The Wikipedia article Two capacitor paradox and the Kirk T. McDonald paper A Capacitor Paradox explain fully what happens if the wire resistance is zero (very, very small).

Here are some ways of thinking about the equivalent capacitance.

A "equivalent capacitance between terminals A and B" is a single capacitance that replaces a "network of only capacitances with terminals A and B" such that the rest of the circuit can't tell the difference between two cases.

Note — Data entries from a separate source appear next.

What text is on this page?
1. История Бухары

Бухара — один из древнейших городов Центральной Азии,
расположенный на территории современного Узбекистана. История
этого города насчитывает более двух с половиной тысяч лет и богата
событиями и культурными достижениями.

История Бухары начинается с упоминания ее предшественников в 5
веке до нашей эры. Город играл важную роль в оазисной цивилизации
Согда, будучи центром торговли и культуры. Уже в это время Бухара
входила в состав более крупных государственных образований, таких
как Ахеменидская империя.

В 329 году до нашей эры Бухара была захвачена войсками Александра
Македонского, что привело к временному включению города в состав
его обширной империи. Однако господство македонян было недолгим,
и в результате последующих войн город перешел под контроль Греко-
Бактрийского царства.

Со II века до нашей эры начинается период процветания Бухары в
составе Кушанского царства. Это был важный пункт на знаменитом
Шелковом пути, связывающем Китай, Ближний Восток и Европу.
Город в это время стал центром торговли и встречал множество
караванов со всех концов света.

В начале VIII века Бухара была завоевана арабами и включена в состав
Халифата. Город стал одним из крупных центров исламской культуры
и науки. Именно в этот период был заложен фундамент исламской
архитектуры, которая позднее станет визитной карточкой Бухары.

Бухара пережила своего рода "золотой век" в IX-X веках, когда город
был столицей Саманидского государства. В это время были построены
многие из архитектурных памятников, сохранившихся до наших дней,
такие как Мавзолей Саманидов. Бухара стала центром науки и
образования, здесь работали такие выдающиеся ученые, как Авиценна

Specifically, this means that [in the context of charging and discharging the network with an external battery connected at A and B]

• the voltage across A and B is the same in both cases
• the [total] charge seen at terminal A is the same in both cases (and similarly for B)
• the current into A (and out of B) is the same in both cases
• the energy stored is the same in both cases

The bracketed condition means that the paradox mentioned by @Farcher involving one of the capacitors being charged while another is uncharged does not apply here.

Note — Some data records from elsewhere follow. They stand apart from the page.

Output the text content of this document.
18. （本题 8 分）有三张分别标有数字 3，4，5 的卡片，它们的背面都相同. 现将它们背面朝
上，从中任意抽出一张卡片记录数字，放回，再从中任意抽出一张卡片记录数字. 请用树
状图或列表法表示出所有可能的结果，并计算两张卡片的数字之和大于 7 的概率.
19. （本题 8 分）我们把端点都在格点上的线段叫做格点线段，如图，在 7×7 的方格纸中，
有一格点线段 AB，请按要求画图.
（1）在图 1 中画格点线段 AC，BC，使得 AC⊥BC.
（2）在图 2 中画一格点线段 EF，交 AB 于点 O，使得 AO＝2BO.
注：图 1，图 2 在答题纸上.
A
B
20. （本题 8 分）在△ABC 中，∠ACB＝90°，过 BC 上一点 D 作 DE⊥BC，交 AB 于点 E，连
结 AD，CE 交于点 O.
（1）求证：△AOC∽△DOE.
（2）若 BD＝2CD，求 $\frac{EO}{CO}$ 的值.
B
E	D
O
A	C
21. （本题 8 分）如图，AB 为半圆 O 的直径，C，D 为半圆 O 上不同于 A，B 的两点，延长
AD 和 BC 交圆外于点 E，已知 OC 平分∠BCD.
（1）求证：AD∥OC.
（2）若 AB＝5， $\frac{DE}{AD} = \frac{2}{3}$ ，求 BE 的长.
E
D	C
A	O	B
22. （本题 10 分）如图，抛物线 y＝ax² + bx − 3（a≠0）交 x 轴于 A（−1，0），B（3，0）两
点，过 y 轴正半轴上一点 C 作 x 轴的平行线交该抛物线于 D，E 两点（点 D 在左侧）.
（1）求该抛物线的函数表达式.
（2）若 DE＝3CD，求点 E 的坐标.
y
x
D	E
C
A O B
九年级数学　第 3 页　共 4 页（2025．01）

So, if your three capacitor networks are connected to identical batteries, then their corresponding equivalent-capacitances are connected to those identical batteries.

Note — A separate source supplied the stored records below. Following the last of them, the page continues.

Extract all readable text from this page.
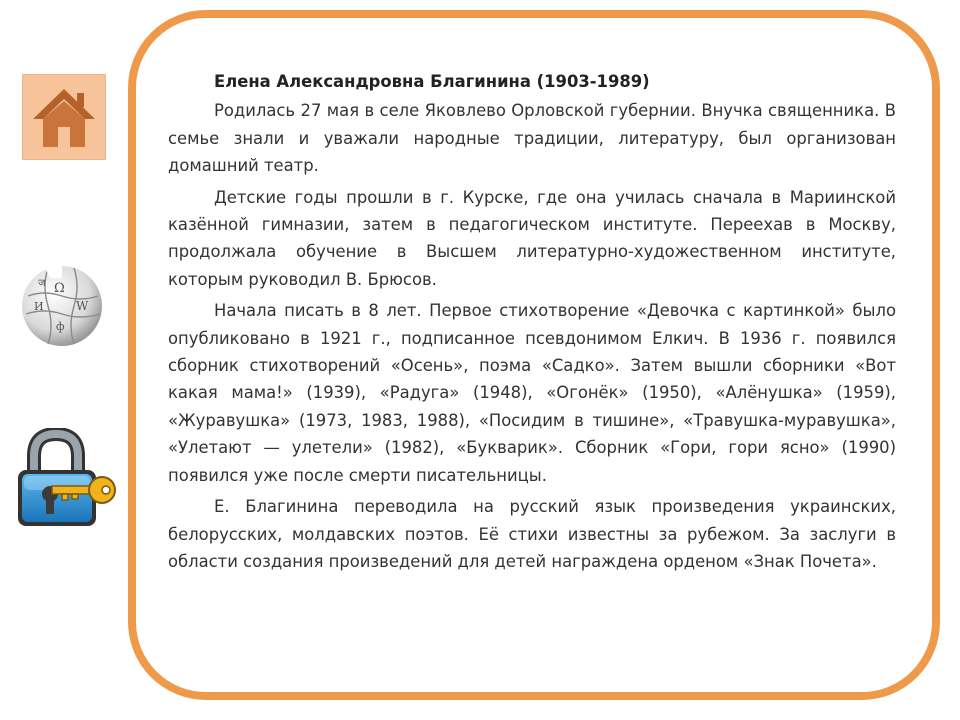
Ω
W
И
ф
ज

Елена Александровна Благинина (1903-1989)

Родилась 27 мая в селе Яковлево Орловской губернии. Внучка священника. В семье знали и уважали народные традиции, литературу, был организован домашний театр.

Детские годы прошли в г. Курске, где она училась сначала в Мариинской казённой гимназии, затем в педагогическом институте. Переехав в Москву, продолжала обучение в Высшем литературно-художественном институте, которым руководил В. Брюсов.

Начала писать в 8 лет. Первое стихотворение «Девочка с картинкой» было опубликовано в 1921 г., подписанное псевдонимом Елкич. В 1936 г. появился сборник стихотворений «Осень», поэма «Садко». Затем вышли сборники «Вот какая мама!» (1939), «Радуга» (1948), «Огонёк» (1950), «Алёнушка» (1959), «Журавушка» (1973, 1983, 1988), «Посидим в тишине», «Травушка-муравушка», «Улетают — улетели» (1982), «Букварик». Сборник «Гори, гори ясно» (1990) появился уже после смерти писательницы.

Е. Благинина переводила на русский язык произведения украинских, белорусских, молдавских поэтов. Её стихи известны за рубежом. За заслуги в области создания произведений для детей награждена орденом «Знак Почета».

For the case of two identical capacitors,

• when connected in series, the two capacitors and its equivalent capacitance could be modeled as all having the same area of one plate, but the equivalent capacitance has twice the separation between the equivalent-plates compared to the separation between the plates of one of the original capacitors. (This is consistent with the equivalent capacitance being half of one original capacitance.)

• when connected in parallel, the two capacitors and its equivalent capacitance could be modeled as all having the same separation between their plates, but the equivalent capacitance has twice the area of its equivalent-plate compared to the area of the plate of one of the original capacitors. (This is consistent with the equivalent capacitance being twice one original capacitance.)

The above could be generalized to different capacitances connected all-in-series or all-in-parallel.

For the general case of different capacitances,

• For an all-in-parallel combination,
the voltages across the various capacitors are equal to each other
and are equal to the voltage across the equivalent capacitance.
The charges on the left-plate of the equivalent-capacitance is equal to the sum of the charges on the left-plates of each of these capacitances.
• For an all-in-series combination,
the charge on the left-plates of each capacitor are equal to each other
and are equal to the charge on the left-plate of the equivalent capacitance.
The voltage across the equivalent-capacitance is equal to the sum of the voltages across each of these capacitances.

Hopefully, this gives you enough information to answer your questions.